Anion exchange and anion-cation co-transport systems in mammalian cells.

Electroneutral anion transfer in the Ehrlich ascites tumour cell has been found to occur by two separate mechanisms. One is an exchange diffusion system with many similarities to that found in erythrocytes, e.g. saturation kinetics with 'self-inhibition', a relatively pronounced temperature dependence, competitive interactions of Br-, NO3- and SCN-, and a low conductive PCl- of 4 x 10(-8) cm s-1. The main differences are that the Cl- flux in Ehrlich cells at 38 degrees C is one thousandth of the flux in red cells, and that the specificity of the system is less pronounced. It is suggested that the density of anion exchange sites in Ehrlich cells could be the same as in red blood cells, but with a lower turnover rate.

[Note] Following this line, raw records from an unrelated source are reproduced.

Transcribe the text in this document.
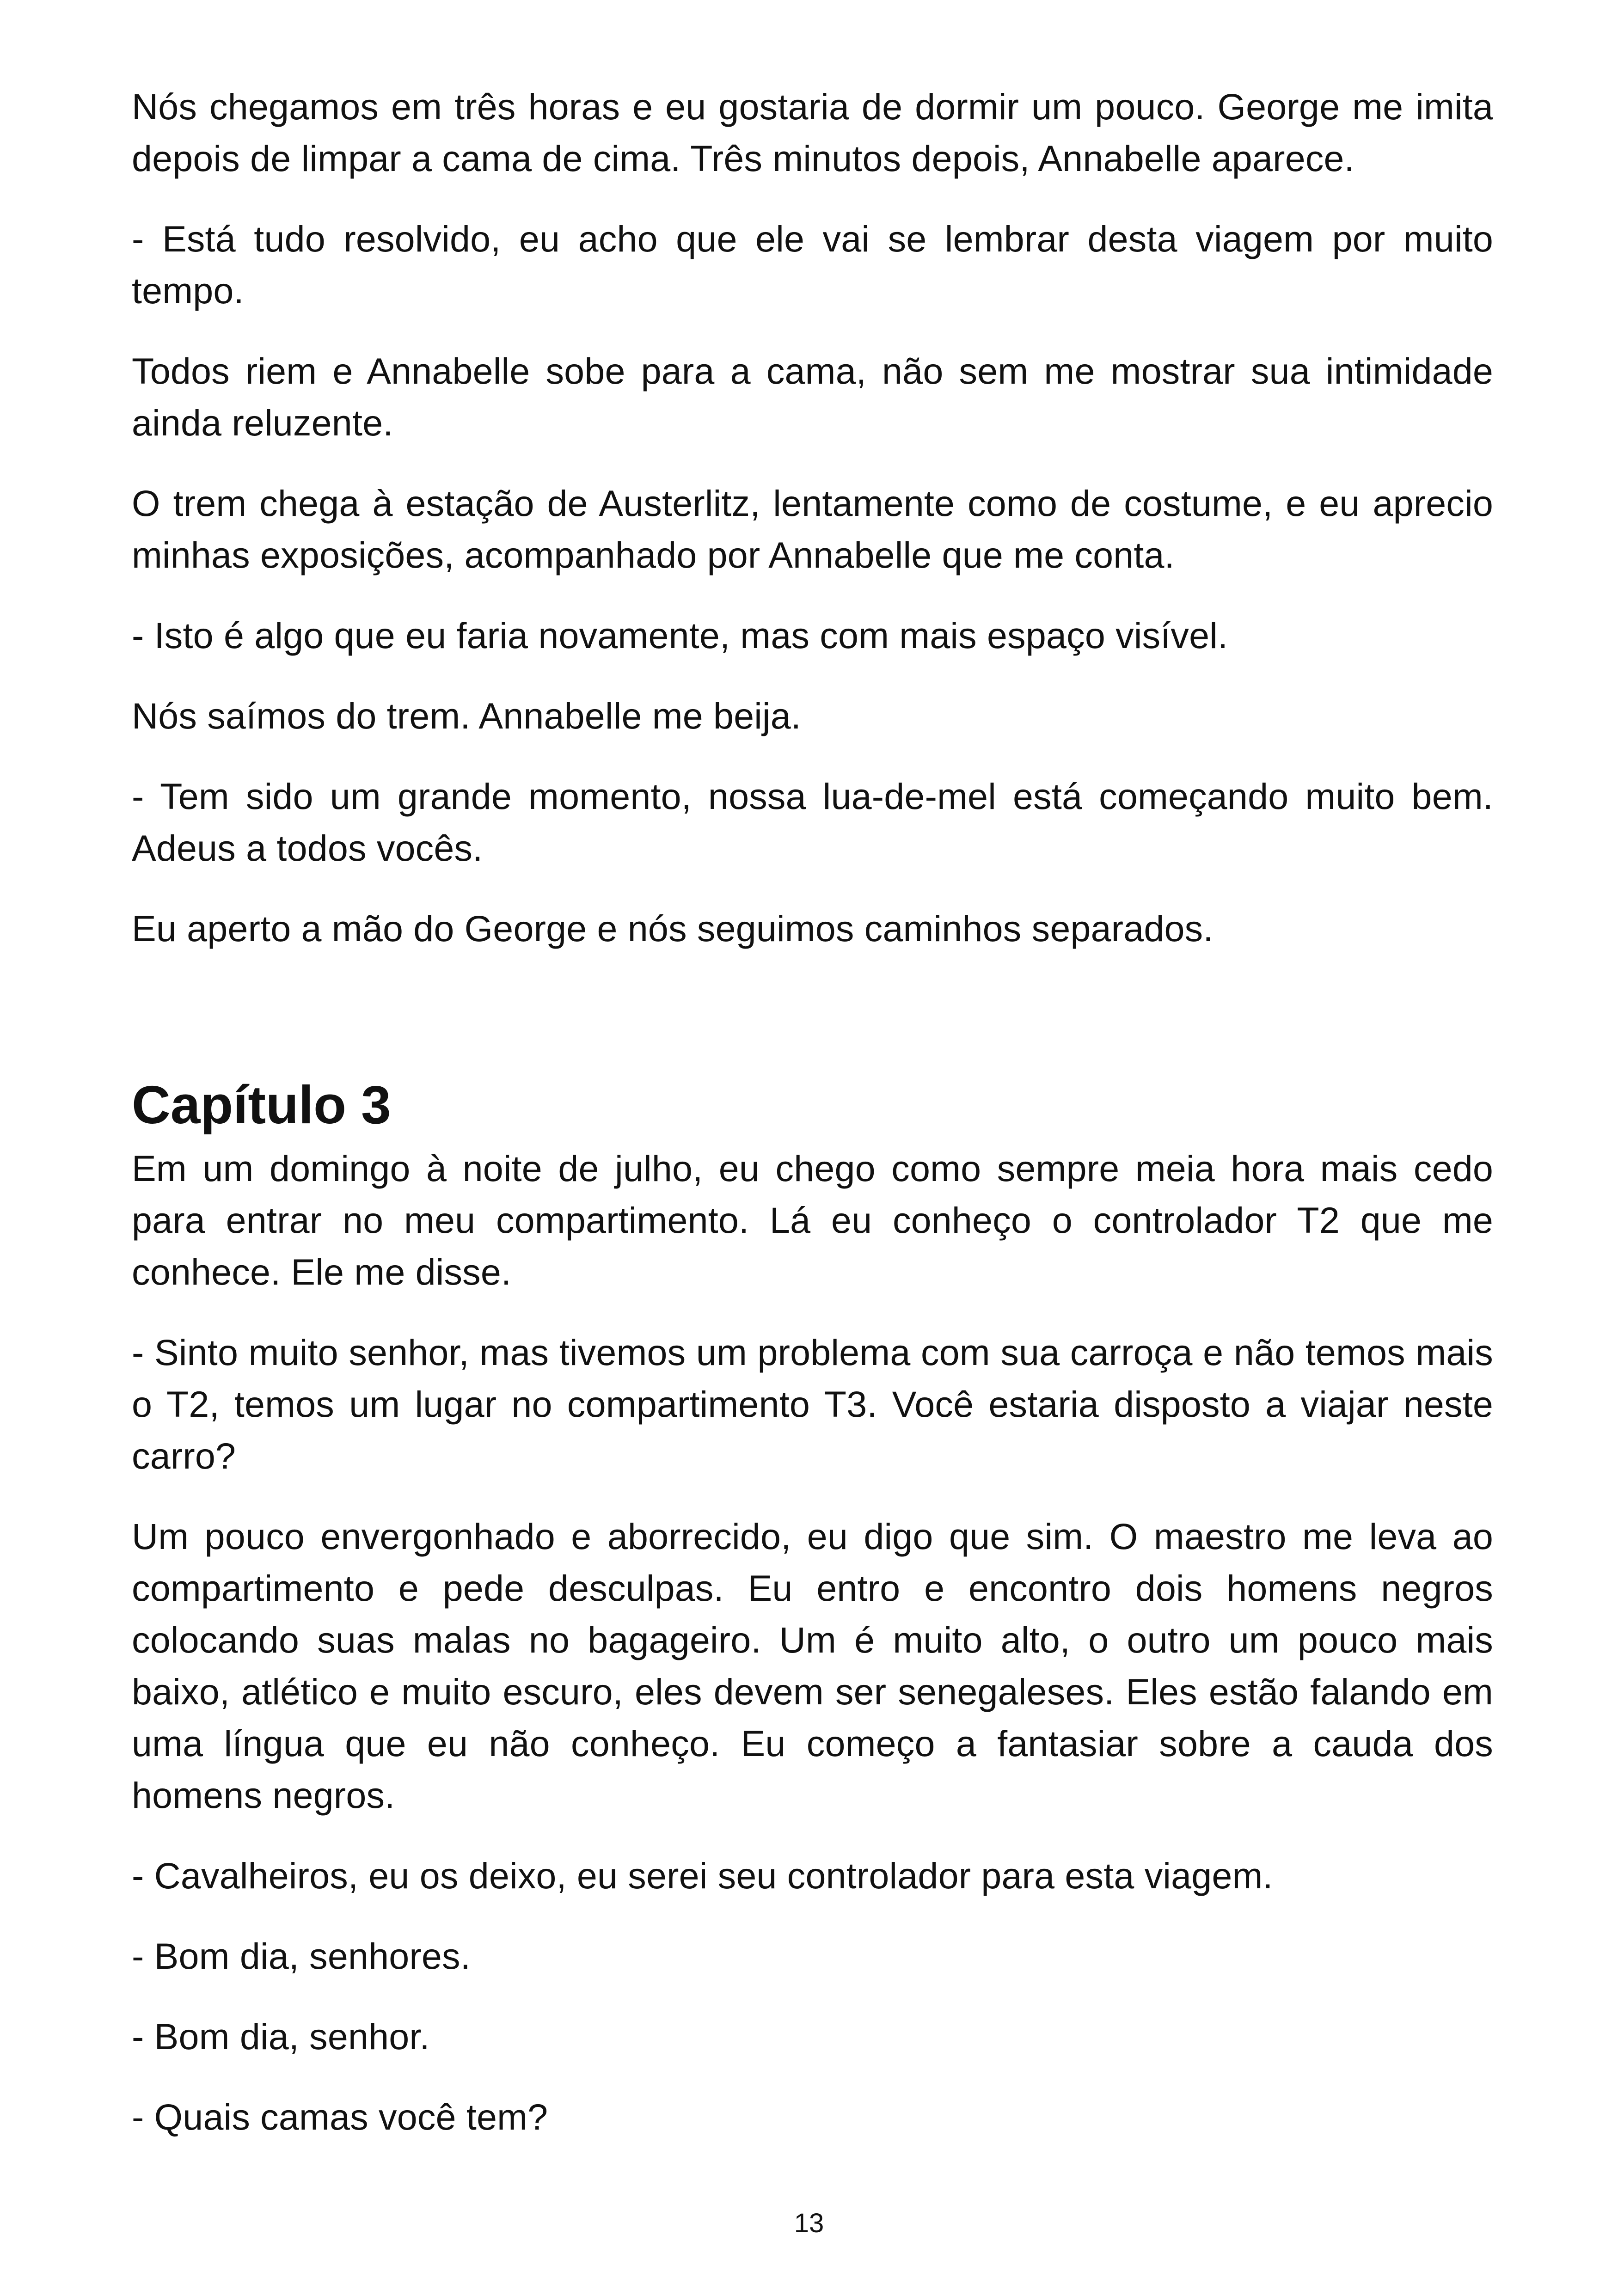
Nós chegamos em três horas e eu gostaria de dormir um pouco. George me imita depois de limpar a cama de cima. Três minutos depois, Annabelle aparece.

- Está tudo resolvido, eu acho que ele vai se lembrar desta viagem por muito tempo.

Todos riem e Annabelle sobe para a cama, não sem me mostrar sua intimidade ainda reluzente.

O trem chega à estação de Austerlitz, lentamente como de costume, e eu aprecio minhas exposições, acompanhado por Annabelle que me conta.

- Isto é algo que eu faria novamente, mas com mais espaço visível.

Nós saímos do trem. Annabelle me beija.

- Tem sido um grande momento, nossa lua-de-mel está começando muito bem. Adeus a todos vocês.

Eu aperto a mão do George e nós seguimos caminhos separados.

Capítulo 3

Em um domingo à noite de julho, eu chego como sempre meia hora mais cedo para entrar no meu compartimento. Lá eu conheço o controlador T2 que me conhece. Ele me disse.

- Sinto muito senhor, mas tivemos um problema com sua carroça e não temos mais o T2, temos um lugar no compartimento T3. Você estaria disposto a viajar neste carro?

Um pouco envergonhado e aborrecido, eu digo que sim. O maestro me leva ao compartimento e pede desculpas. Eu entro e encontro dois homens negros colocando suas malas no bagageiro. Um é muito alto, o outro um pouco mais baixo, atlético e muito escuro, eles devem ser senegaleses. Eles estão falando em uma língua que eu não conheço. Eu começo a fantasiar sobre a cauda dos homens negros.

- Cavalheiros, eu os deixo, eu serei seu controlador para esta viagem.

- Bom dia, senhores.

- Bom dia, senhor.

- Quais camas você tem?

13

The other system is an anion-cation co-transport system capable of mediating a secondary active Cl- influx. This system has a volume-regulatory function and is activated by a reduction in cell volume and intracellular [Cl-]. The two transport systems can be separated by using DIDS as an inhibitor of anion exchange and bumetanide as an inhibitor of co-transport. Under normal steady-state conditions Cl- flux is dominated by the exchange system. It is suggested that intracellular pH regulation can be achieved by the two systems operating in parallel, because the chloride disequilibrium maintained by the co-transport system can drive an influx of bicarbonate through the exchange mechanism.